First, what about the benefits for small business?
There is a reason why cloud computing is being chosen by many small business owners in a range of sectors, including healthcare and recruitment, and that is down to the myriad of benefits the technology provides:
- Compete with the big boys: It didn’t take long for small business owners to realize that cloud computing services would provide them with the infrastructure to compete with large corporations, without having to invest a hefty amount of money.
- Support: If you’re a small business the idea of having a dedicated IT team may be distant on the horizon, and with the cloud you don’t even necessarily need them. If you opt for a good cloud services provider, then they can be your IT team and provide training in how you and your team should use the service.
- Flexible: If you’re running out of server space, then just request another one from your provider, and hey presto! There’s no waiting weeks on end for this kind of upgrade.
- Cost-effective: Because you do not need to invest in as much on-site technology and since you can offer employees a flexible working arrangement, this can help to cut back on expenditure.
- Easy to get started: It’s easy to get your cloud service set up, or to get your provider to do so, and then you and your employees can get working.
- Remote working: Your business’ data and programs can be accessed from any location where the internet is available.
Then again, there are security aspects a small business needs to consider
Firstly, you are placing your business data in the trust of an outside entity that is based off your premises, so in a very real way you are placing the security of your business data in another person’s hands. If the trust is not there, there’s either something about the company that doesn’t fit with your needs, or you just don’t have the level of trust needed to make the cloud work for your small business.
Secondly, the chances of losing data through the cloud may not be the likeliest of events to occur, but it is nonetheless a situation that you are advised to prepare for. The cloud is vulnerable to hacking just like much of everything else on the internet. On-site backups may seem like a good idea, but these are placed under a different threat.
Thirdly, following on from the above, an internal breach from an in-house business associate or employee is an issue that should be considered.
Fourthly, one aspect that needs to be considered in the long run is laws in place to protect sensitive customer data; if this is applicable to the area in which your small business operates. It is not only advisable to understand the laws governing data, but to be aware of laws governing the security of your business’ data in the location where your data is stored.
Lastly, less of a security risk but simply general advice, you should do all you can to learn about the cloud and relevant security issues, so that you can then understand how this will affect your business’ workflow.

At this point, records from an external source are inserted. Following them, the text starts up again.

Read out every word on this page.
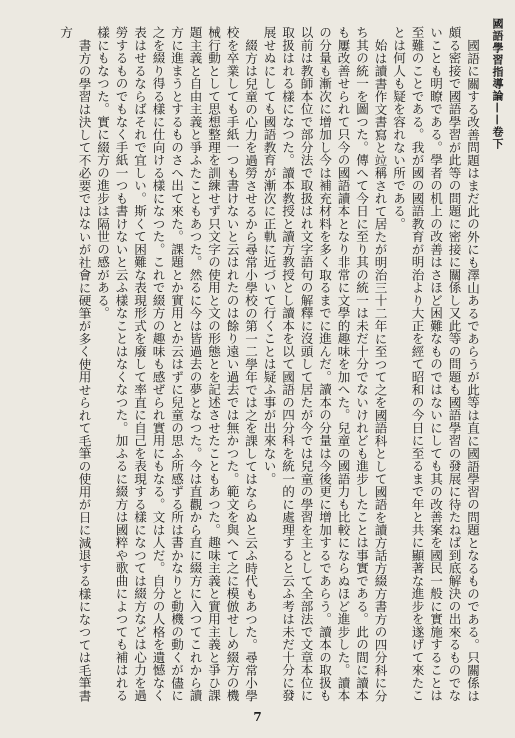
國語學習指導論——卷下

國語に關する改善問題はまだ此の外にも澤山あるであらうが此等は直に國語學習の問題となるものである。只關係は頗る密接で國語學習が此等の問題に密接に關係し又此等の問題も國語學習の發展に待たねば到底解決の出來るものでないことも明瞭である。學者の机上の改善はさほど困難なものではないにしても其の改善案を國民一般に實施することは至難のことである。我が國の國語教育が明治より大正を經て昭和の今日に至るまで年と共に顯著な進步を遂げて來たことは何人も疑を容れない所である。

始は讀書作文書寫と竝稱されて居たが明治三十二年に至つて之を國語科として國語を讀方話方綴方書方の四分科に分ち其の統一を圖つた。傳へて今日に至り其の統一は未だ十分でないけれども進步したことは事實である。此の間に讀本も屢改善せられて只今の國語讀本となり非常に文學的趣味を加へた。兒童の國語力も比較にならぬほど進步した。讀本の分量も漸次に增加し今は補充材料を多く取るまでに進んだ。讀本の分量は今後更に增加するであらう。讀本の取扱も以前は教師本位で部分法で取扱はれ文字語句の解釋に沒頭して居たが今では兒童の學習を主として全部法で文章本位に取扱はれる樣になつた。讀本教授と讀方教授とし讀本を以て國語の四分科を統一的に處理すると云ふ考は未だ十分に發展せぬにしても國語教育が漸次に正軌に近づいて行くことは疑ふ事が出來ない。

綴方は兒童の心力を過勞させるから尋常小學校の第一二學年では之を課してはならぬと云ふ時代もあつた。尋常小學校を卒業しても手紙一つも書けないと云はれたのは餘り遠い過去では無かつた。範文を與へて之に模倣せしめ綴方の機械行動として思想整理を訓練せず只文字の使用と文の形態とを記述させたこともあつた。趣味主義と實用主義と爭ひ課題主義と自由主義と爭ふたこともあつた。然るに今は皆過去の夢となつた。今は直觀から直に綴方に入つてこれから讀方に進まうとするものさへ出て來た。課題とか實用とか云はずに兒童の思ふ所感ずる所は書かなりと動機の動くが儘に之を綴り得る樣に仕向ける樣になつた。これで綴方の趣味も感ぜられ實用にもなる。文は人だ。自分の人格を遺憾なく表はせるならばそれで宜しい。斯くて困難な表現形式を廢して率直に自己を表現する樣になつては綴方などは心力を過勞するものでもなく手紙一つも書けないと云ふ樣なことはなくなつた。加ふるに綴方は國粹や歌曲によつても補はれる樣にもなつた。實に綴方の進步は隔世の感がある。

書方の學習は決して不必要ではないが社會に硬筆が多く使用せられて毛筆の使用が日に減退する樣になつては毛筆書方

7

How to address cloud computing security concerns
There are ways that you can ease worries about taking your small business into the cloud, including:
- Employee security policy: The cloud brings up some unique security issues for your business and you need to address these. Remain up to date on potential security threats and put a policy in place as to how your employees should operate.
- Governing access: From the beginning, you need to decide if employees will be able to access business data on personal devices and the procedure to follow should a device be lost or stolen.Also, be attentive of who has access to what, as people from different areas of your business won’t necessarily need the same access privileges.

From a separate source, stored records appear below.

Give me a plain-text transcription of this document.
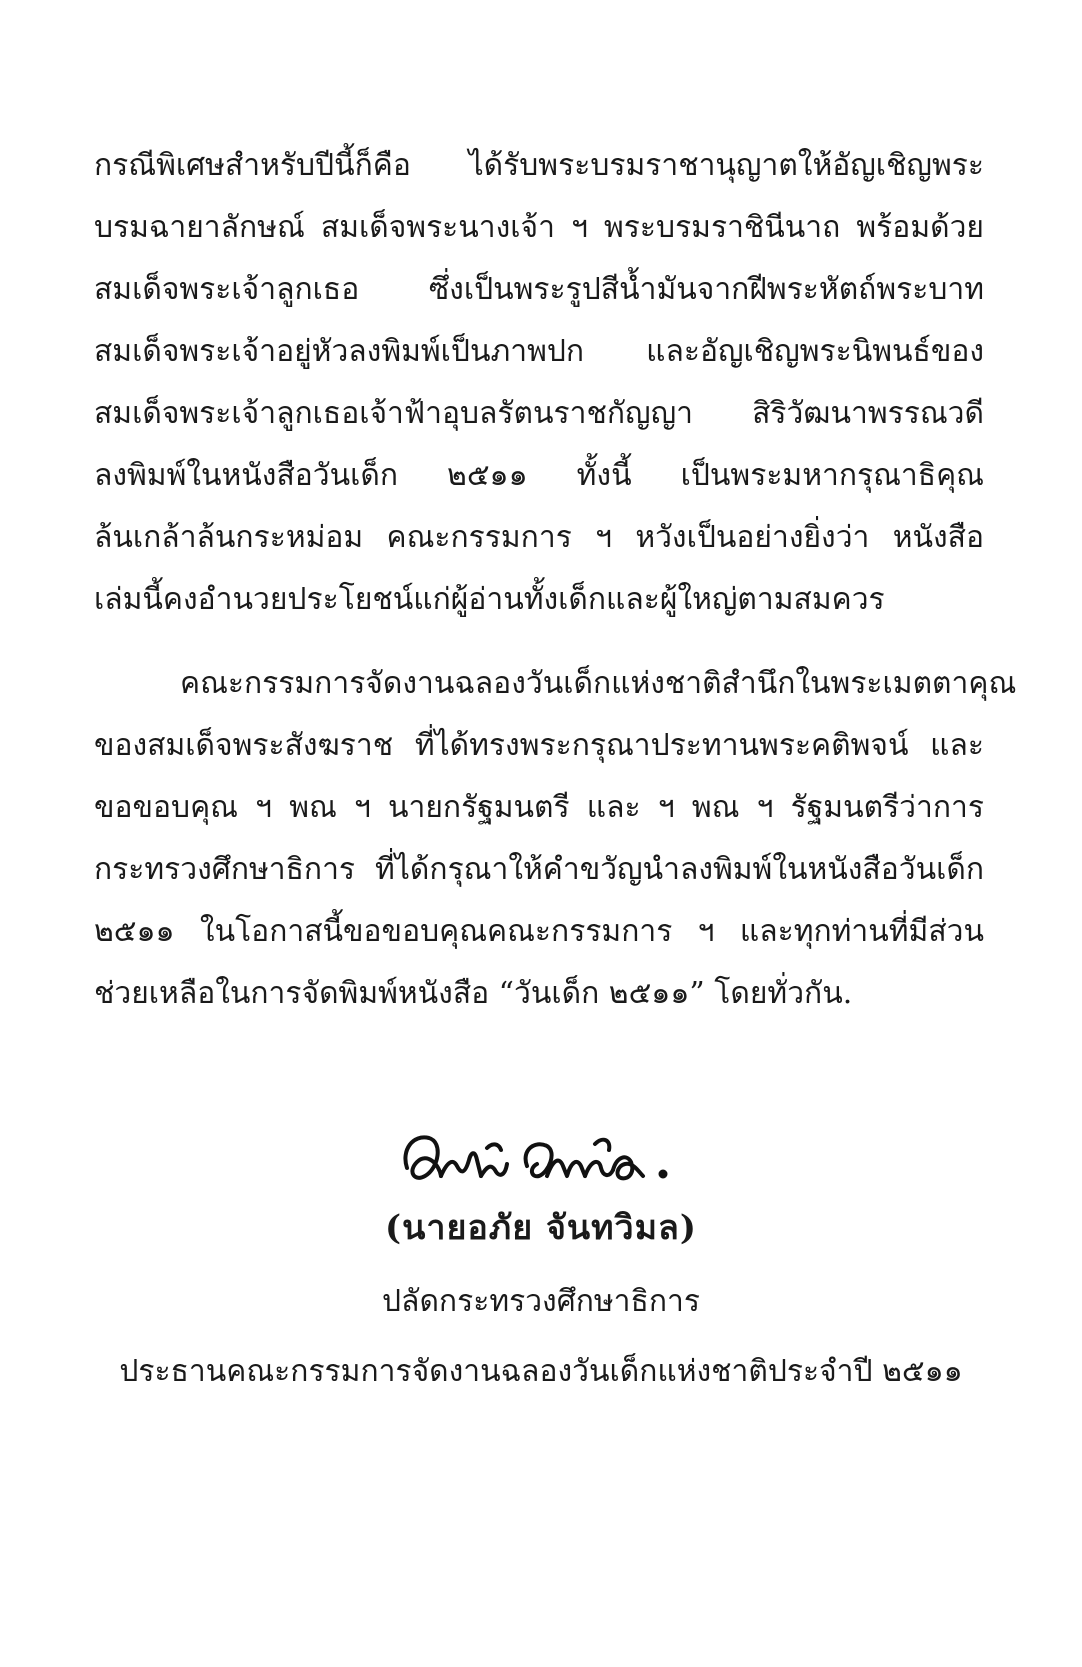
กรณีพิเศษสำหรับปีนี้ก็คือ ได้รับพระบรมราชานุญาตให้อัญเชิญพระ
บรมฉายาลักษณ์ สมเด็จพระนางเจ้า ฯ พระบรมราชินีนาถ พร้อมด้วย
สมเด็จพระเจ้าลูกเธอ ซึ่งเป็นพระรูปสีน้ำมันจากฝีพระหัตถ์พระบาท
สมเด็จพระเจ้าอยู่หัวลงพิมพ์เป็นภาพปก และอัญเชิญพระนิพนธ์ของ
สมเด็จพระเจ้าลูกเธอเจ้าฟ้าอุบลรัตนราชกัญญา สิริวัฒนาพรรณวดี
ลงพิมพ์ในหนังสือวันเด็ก ๒๕๑๑ ทั้งนี้ เป็นพระมหากรุณาธิคุณ
ล้นเกล้าล้นกระหม่อม คณะกรรมการ ฯ หวังเป็นอย่างยิ่งว่า หนังสือ
เล่มนี้คงอำนวยประโยชน์แก่ผู้อ่านทั้งเด็กและผู้ใหญ่ตามสมควร
คณะกรรมการจัดงานฉลองวันเด็กแห่งชาติสำนึกในพระเมตตาคุณ
ของสมเด็จพระสังฆราช ที่ได้ทรงพระกรุณาประทานพระคติพจน์ และ
ขอขอบคุณ ฯ พณ ฯ นายกรัฐมนตรี และ ฯ พณ ฯ รัฐมนตรีว่าการ
กระทรวงศึกษาธิการ ที่ได้กรุณาให้คำขวัญนำลงพิมพ์ในหนังสือวันเด็ก
๒๕๑๑ ในโอกาสนี้ขอขอบคุณคณะกรรมการ ฯ และทุกท่านที่มีส่วน
ช่วยเหลือในการจัดพิมพ์หนังสือ “วันเด็ก ๒๕๑๑” โดยทั่วกัน.
(นายอภัย จันทวิมล)
ปลัดกระทรวงศึกษาธิการ
ประธานคณะกรรมการจัดงานฉลองวันเด็กแห่งชาติประจำปี ๒๕๑๑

- Passwords: I advise you to get creative with passwords and not just use those that are easy to guess. Another thing with passwords: if an employee leaves your company, make sure that you change the passwords!
- Be secure about your provider: Do your research before choosing a cloud services provider, and make sure that they have a good reputation for their service and the level of security they provide. An independent audit of a supplier’s security standards, if feasible, is a good place to start.
Weighing up the pros and cons
From this, you can see that there are security aspects your small business needs to consider before venturing into the cloud. However, it is not necessarily the case of weighing up the benefits against the negatives, but more about deciding what you want from the cloud and making a business decision as to how it can improve your company’s workflow.